Table 6 Current major findings of investigations using Cantonese AphasiaBank

We have demonstrated how the Cantonese AphasiaBank is instrumental to enhancing our knowledge of Chinese aphasia. The availability of language materials produced by healthy as well as impaired speakers will render various researchers the opportunity to perform systematic group-based comparisons that has not been possible until now. Further exploration of the data in the Cantonese AphasiaBank by researchers, instructors, speech–language pathologists, related healthcare professionals, and student clinicians may facilitate the development of fundamental principles for managing Chinese aphasia now and in the future.

Conclusions

This article has described the background and processes involved in developing the Cantonese AphasiaBank. The large-scale database is distinguished from other existing spoken Chinese corpora in terms of the availability of spoken discourse and co-verbal gestures by speakers with and without aphasia, described by both verbal and nonverbal annotations.
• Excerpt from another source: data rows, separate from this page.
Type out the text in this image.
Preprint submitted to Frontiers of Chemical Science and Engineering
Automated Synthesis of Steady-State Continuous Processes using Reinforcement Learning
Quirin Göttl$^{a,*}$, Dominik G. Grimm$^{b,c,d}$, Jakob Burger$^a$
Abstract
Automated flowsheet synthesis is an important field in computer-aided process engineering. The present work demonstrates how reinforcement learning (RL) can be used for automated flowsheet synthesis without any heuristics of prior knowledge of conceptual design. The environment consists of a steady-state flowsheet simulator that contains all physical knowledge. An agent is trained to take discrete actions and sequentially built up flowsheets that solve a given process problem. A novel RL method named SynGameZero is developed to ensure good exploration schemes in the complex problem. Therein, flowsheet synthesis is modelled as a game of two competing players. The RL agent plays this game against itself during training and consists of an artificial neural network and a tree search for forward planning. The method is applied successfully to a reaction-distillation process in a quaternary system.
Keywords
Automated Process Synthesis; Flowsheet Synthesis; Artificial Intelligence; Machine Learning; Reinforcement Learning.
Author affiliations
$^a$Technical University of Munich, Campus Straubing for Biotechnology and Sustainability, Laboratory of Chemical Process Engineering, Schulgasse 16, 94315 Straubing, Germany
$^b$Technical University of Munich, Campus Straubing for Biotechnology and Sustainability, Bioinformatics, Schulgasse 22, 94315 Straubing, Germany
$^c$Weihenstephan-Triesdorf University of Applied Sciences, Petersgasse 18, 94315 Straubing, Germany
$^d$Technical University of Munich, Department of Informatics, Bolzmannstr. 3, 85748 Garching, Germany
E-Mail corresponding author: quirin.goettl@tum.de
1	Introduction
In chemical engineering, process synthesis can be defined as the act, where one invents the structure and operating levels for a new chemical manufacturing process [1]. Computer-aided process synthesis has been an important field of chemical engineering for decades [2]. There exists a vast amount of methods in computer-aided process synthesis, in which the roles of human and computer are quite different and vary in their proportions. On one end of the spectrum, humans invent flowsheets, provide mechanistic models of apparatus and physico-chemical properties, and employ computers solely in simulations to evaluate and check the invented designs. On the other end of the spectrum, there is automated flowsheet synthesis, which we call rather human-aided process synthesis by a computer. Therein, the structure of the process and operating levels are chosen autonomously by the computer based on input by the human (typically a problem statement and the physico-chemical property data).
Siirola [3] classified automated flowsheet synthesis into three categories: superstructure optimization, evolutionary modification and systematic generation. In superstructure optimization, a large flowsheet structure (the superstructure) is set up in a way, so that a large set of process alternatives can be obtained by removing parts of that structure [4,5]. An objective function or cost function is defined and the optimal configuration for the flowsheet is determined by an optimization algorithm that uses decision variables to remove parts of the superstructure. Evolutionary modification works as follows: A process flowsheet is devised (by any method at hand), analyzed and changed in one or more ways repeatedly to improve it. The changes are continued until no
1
It promotes the use of open-source Web-based access corpora for studying spoken language in a variety of discourse types among native Cantonese speakers and PWA. The rich information from the database has led to a series of linguistic, psycholinguistic, and neurolingusitic studies. Further contributions of the corpora toward research and educational and/or clinical use will depend on its wider usage by researchers across disciplines.